15th
Content Limitation Details
I’d like to explain a few details about how content limitation works in EventBox.
Event Ownership
Each event can have multiple “owners” (folders / containers). It’s important to distinguish between ownership and aggregation. Just because you see an event in a folder / container, it doesn’t mean it’s owned by it. I’ll give a few examples to clarify the point.
If you use Google Reader, you know that content is organized in feeds. Each feed owns the feed posts that belong to it. What about any folders? Well, they don’t actually own any of the feed posts - the only reason any events are displayed is because the folders aggregate the contents of feeds.
Let’s support you use Twitter and have created a folder to keep all your searches.
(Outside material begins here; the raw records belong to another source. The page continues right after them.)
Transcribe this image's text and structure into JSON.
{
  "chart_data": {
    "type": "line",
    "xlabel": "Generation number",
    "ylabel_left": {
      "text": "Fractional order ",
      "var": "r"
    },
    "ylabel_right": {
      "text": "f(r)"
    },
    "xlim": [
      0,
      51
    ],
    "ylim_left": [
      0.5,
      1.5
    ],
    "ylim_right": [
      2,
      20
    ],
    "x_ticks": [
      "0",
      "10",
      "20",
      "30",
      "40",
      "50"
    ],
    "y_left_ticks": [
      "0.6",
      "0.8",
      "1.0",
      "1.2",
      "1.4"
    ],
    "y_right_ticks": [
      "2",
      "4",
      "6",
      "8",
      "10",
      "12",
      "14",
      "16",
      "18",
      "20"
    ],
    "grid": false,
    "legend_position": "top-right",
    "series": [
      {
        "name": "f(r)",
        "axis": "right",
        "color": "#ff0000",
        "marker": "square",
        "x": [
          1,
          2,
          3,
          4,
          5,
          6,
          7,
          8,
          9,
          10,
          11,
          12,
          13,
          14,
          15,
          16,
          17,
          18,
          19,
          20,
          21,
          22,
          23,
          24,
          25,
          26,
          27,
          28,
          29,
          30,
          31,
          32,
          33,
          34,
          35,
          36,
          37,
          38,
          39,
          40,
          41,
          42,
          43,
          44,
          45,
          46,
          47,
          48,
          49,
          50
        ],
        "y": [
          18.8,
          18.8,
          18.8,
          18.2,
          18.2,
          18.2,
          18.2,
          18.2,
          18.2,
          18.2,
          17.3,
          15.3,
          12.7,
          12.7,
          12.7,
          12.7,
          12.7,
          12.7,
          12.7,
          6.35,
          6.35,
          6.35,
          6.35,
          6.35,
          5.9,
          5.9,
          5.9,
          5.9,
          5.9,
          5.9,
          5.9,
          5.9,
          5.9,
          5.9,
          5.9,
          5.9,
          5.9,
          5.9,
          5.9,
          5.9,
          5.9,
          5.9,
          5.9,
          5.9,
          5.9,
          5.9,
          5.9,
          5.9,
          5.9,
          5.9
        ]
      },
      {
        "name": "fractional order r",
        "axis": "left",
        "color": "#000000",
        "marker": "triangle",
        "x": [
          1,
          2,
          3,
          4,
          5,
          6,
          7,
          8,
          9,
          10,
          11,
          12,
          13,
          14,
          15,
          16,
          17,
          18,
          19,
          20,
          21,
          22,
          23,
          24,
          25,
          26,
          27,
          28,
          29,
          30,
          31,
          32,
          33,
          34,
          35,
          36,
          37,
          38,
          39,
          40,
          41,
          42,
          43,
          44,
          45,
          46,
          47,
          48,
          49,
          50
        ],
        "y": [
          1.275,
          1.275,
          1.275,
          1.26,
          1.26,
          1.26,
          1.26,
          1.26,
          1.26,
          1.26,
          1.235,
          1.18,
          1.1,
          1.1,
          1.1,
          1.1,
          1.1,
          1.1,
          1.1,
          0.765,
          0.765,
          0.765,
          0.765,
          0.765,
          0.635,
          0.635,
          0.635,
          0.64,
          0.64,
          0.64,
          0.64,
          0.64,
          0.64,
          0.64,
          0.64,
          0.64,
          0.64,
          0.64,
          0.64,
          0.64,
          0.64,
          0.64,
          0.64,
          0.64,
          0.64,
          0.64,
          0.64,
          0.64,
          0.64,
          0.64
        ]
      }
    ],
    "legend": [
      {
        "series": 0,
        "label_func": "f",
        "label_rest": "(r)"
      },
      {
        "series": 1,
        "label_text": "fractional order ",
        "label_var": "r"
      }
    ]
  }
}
Each search owns the events it contains but the folder containing your searches doesn’t own a single event.
Content Limitation
It’s crucial to understand that when you right click on any container (except a few ones, see below) and adjust the content limit, you’re only adjusting the limits for any owned events. The consequence is that if you set the limit for a Google Reader / Twitter folder to 1 day and pressed “Limit Now”, nothing will happen. Why? Because the container doesn’t own any events, so there’s nothing to remove.
Exclusion
We also have the ability to exclude some containers from being limited. If you right-click on them, you will not see any options to adjust the limitation (Twitter’s Favorites and Google Reader’s Starred are prime examples).
Behavior
We’ve changed the behavior of the content limitation actions performed when you use the interface (i.e., by right-clicking). Everything above is still valid and is how things work under the hood. We’ve made the following adjustments:
- When you set the content limitation for a folder, we will automatically assume that you also want to set the same content limit for all folders below.
- When you manually limit (“Limit Now”) a folder, we also perform content limitation for the folders below.